CORE-Sprecherin Katja Horninger erklärt, warum viele Flüchtlinge das Zentrum auch nutzen, um neben dem Deutschunterricht auch ihre Erstsprache zu lehren und zu lernen und warum CORE dies fördert.

„Es ist erwiesen“, sagt sie, „dass ein gutes Niveau in der Erstsprache auch beim Erlernen einer weiteren Sprache hilfreich ist. Und wir wollen nicht, dass die Flüchtlinge vergessen, woher sie kommen. Das ist es, was das Zusammenleben interessant macht.”

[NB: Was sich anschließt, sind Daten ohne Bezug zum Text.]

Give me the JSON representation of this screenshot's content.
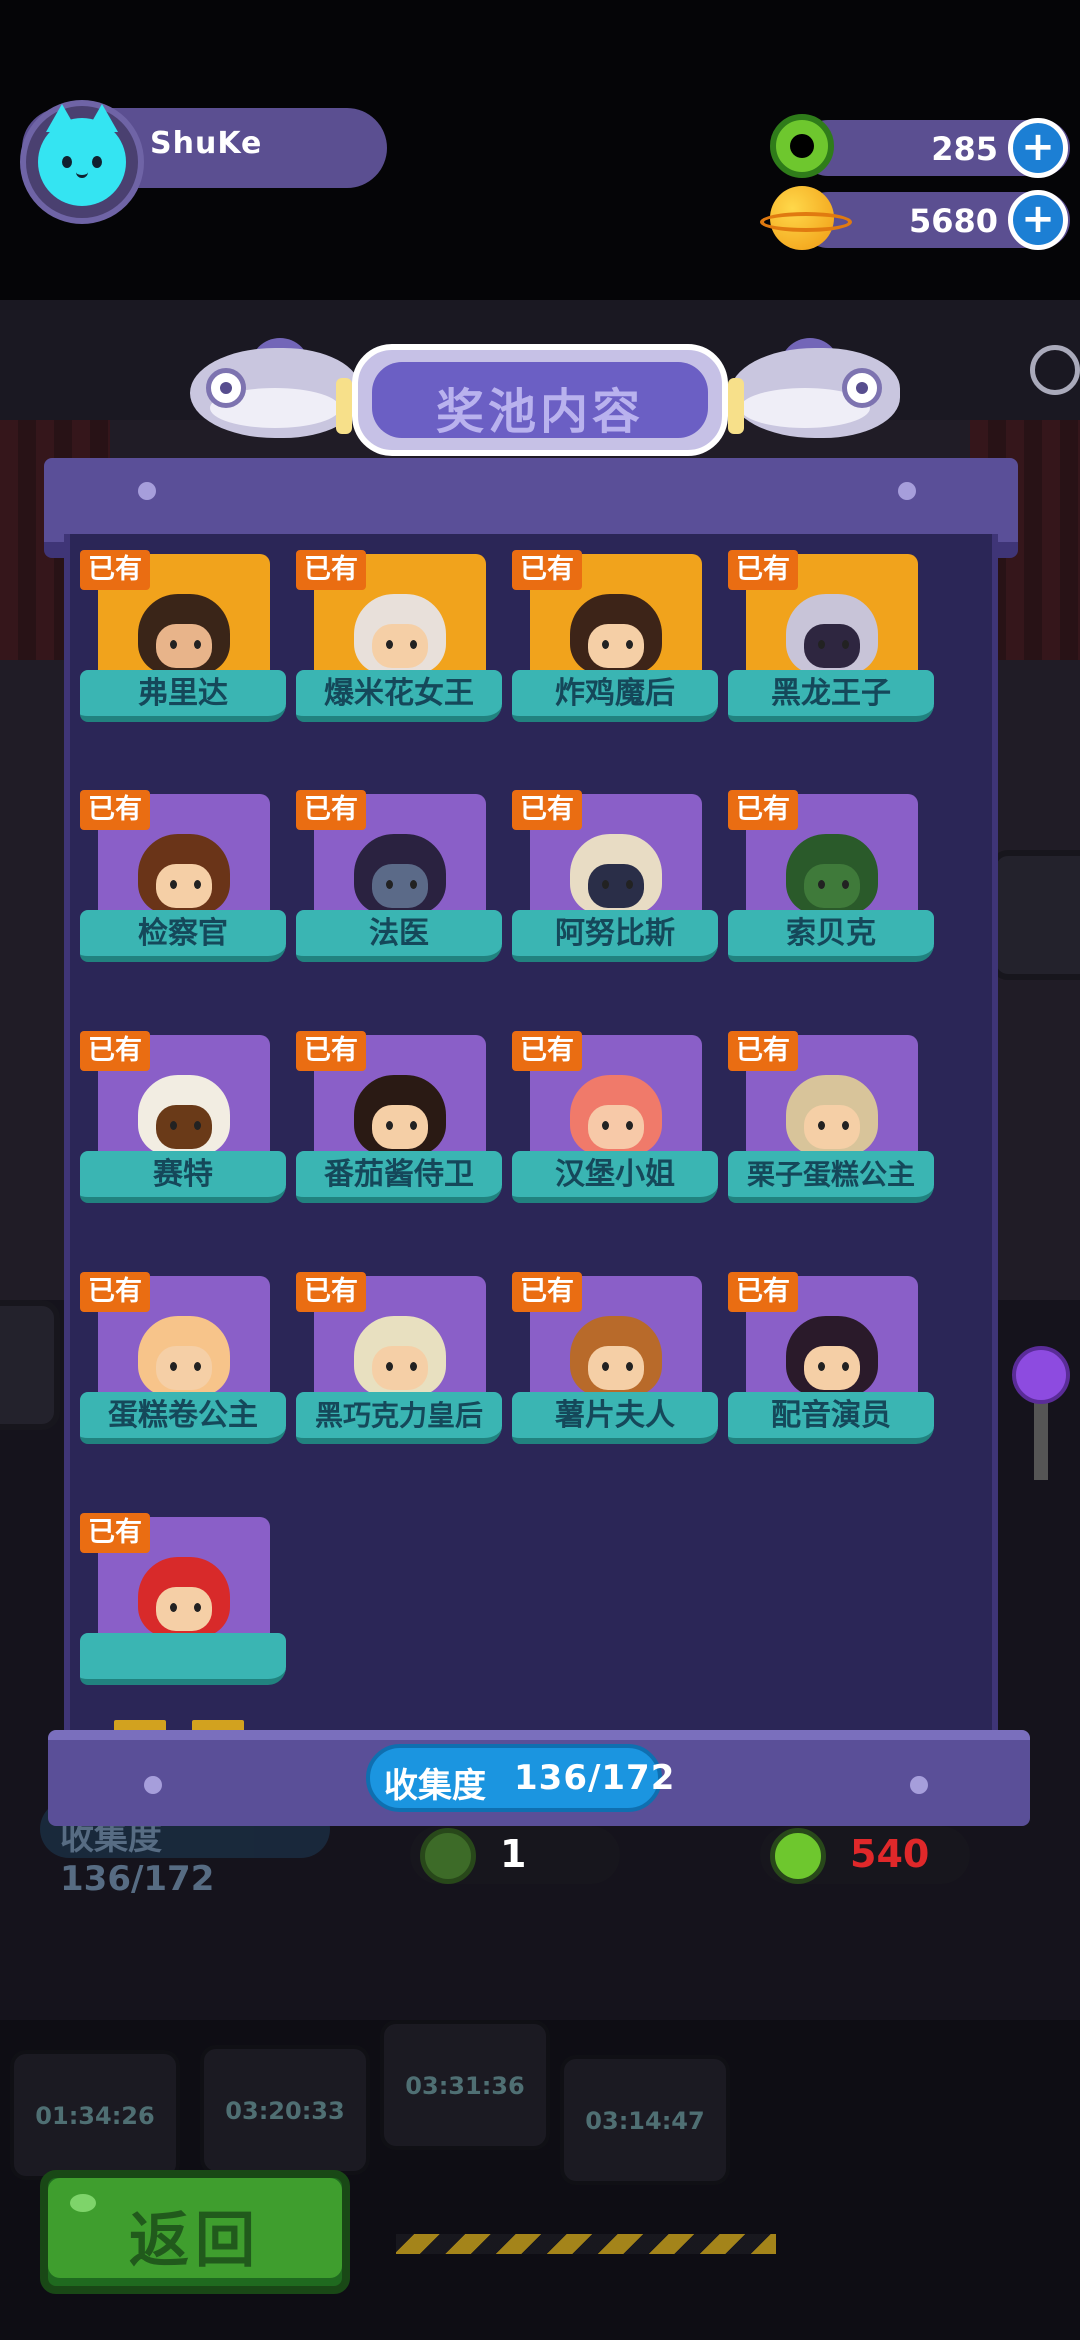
{
  "player": {
    "name": "ShuKe",
    "avatar_icon": "cat-icon"
  },
  "currencies": [
    {
      "icon": "green-ring-coin-icon",
      "amount": "285",
      "add_label": "+"
    },
    {
      "icon": "planet-coin-icon",
      "amount": "5680",
      "add_label": "+"
    }
  ],
  "dialog": {
    "title": "奖池内容",
    "collection_label": "收集度",
    "collection_value": "136/172",
    "collection_progress": 0.7907
  },
  "items": [
    {
      "name": "弗里达",
      "tag": "已有",
      "bg": "gold"
    },
    {
      "name": "爆米花女王",
      "tag": "已有",
      "bg": "gold"
    },
    {
      "name": "炸鸡魔后",
      "tag": "已有",
      "bg": "gold"
    },
    {
      "name": "黑龙王子",
      "tag": "已有",
      "bg": "gold"
    },
    {
      "name": "检察官",
      "tag": "已有",
      "bg": "purple"
    },
    {
      "name": "法医",
      "tag": "已有",
      "bg": "purple"
    },
    {
      "name": "阿努比斯",
      "tag": "已有",
      "bg": "purple"
    },
    {
      "name": "索贝克",
      "tag": "已有",
      "bg": "purple"
    },
    {
      "name": "赛特",
      "tag": "已有",
      "bg": "purple"
    },
    {
      "name": "番茄酱侍卫",
      "tag": "已有",
      "bg": "purple"
    },
    {
      "name": "汉堡小姐",
      "tag": "已有",
      "bg": "purple"
    },
    {
      "name": "栗子蛋糕公主",
      "tag": "已有",
      "bg": "purple"
    },
    {
      "name": "蛋糕卷公主",
      "tag": "已有",
      "bg": "purple"
    },
    {
      "name": "黑巧克力皇后",
      "tag": "已有",
      "bg": "purple"
    },
    {
      "name": "薯片夫人",
      "tag": "已有",
      "bg": "purple"
    },
    {
      "name": "配音演员",
      "tag": "已有",
      "bg": "purple"
    },
    {
      "name": "",
      "tag": "已有",
      "bg": "purple"
    }
  ],
  "background": {
    "collect_text": "收集度 136/172",
    "counter_left": "1",
    "counter_right": "540",
    "timers": [
      "01:34:26",
      "03:20:33",
      "03:31:36",
      "03:14:47"
    ]
  },
  "back_button": {
    "label": "返回"
  },
  "colors": {
    "panel": "#5a4f98",
    "panel_body": "#2b2657",
    "owned_tag": "#ea6d12",
    "name_banner": "#3ab5b3",
    "collection_badge": "#1b95e0",
    "back_button": "#3f9e2e"
  }
}
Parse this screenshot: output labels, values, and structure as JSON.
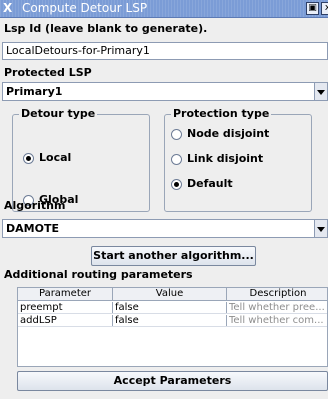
{
  "window": {
    "title": "Compute Detour LSP",
    "app_icon": "X",
    "max_glyph": "▣",
    "close_glyph": "x"
  },
  "lsp_id": {
    "label": "Lsp Id (leave blank to generate).",
    "value": "LocalDetours-for-Primary1"
  },
  "protected_lsp": {
    "label": "Protected LSP",
    "selected": "Primary1"
  },
  "detour_type": {
    "legend": "Detour type",
    "options": [
      {
        "label": "Local",
        "selected": true
      },
      {
        "label": "Global",
        "selected": false
      }
    ]
  },
  "protection_type": {
    "legend": "Protection type",
    "options": [
      {
        "label": "Node disjoint",
        "selected": false
      },
      {
        "label": "Link disjoint",
        "selected": false
      },
      {
        "label": "Default",
        "selected": true
      }
    ]
  },
  "algorithm": {
    "label": "Algorithm",
    "selected": "DAMOTE",
    "start_another_label": "Start another algorithm..."
  },
  "routing_params": {
    "label": "Additional routing parameters",
    "columns": [
      "Parameter",
      "Value",
      "Description"
    ],
    "rows": [
      [
        "preempt",
        "false",
        "Tell whether pree..."
      ],
      [
        "addLSP",
        "false",
        "Tell whether com..."
      ]
    ]
  },
  "accept_label": "Accept Parameters"
}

Parham Lee-Sadrzadeh, ein Wiener mit iranischen Wurzeln, unterrichtet in einem Klassenzimmer Farsi für afghanische Frauen, die in ihrer eigenen Sprache weder lesen noch schreiben können.

„Ich wollte ihnen Deutsch beibringen“, erzählt er, „und sah, dass sie keine Fortschritte machten. Ich erkannte, dass das Problem darin bestand, dass sie auch ihre Erstsprache nicht lesen und schreiben konnten.“

Eine motivierte Österreicherin, die unter den afghanischen SchülerInnen sitzt, versucht ebenfalls, die Grundlagen des Farsi zu lernen.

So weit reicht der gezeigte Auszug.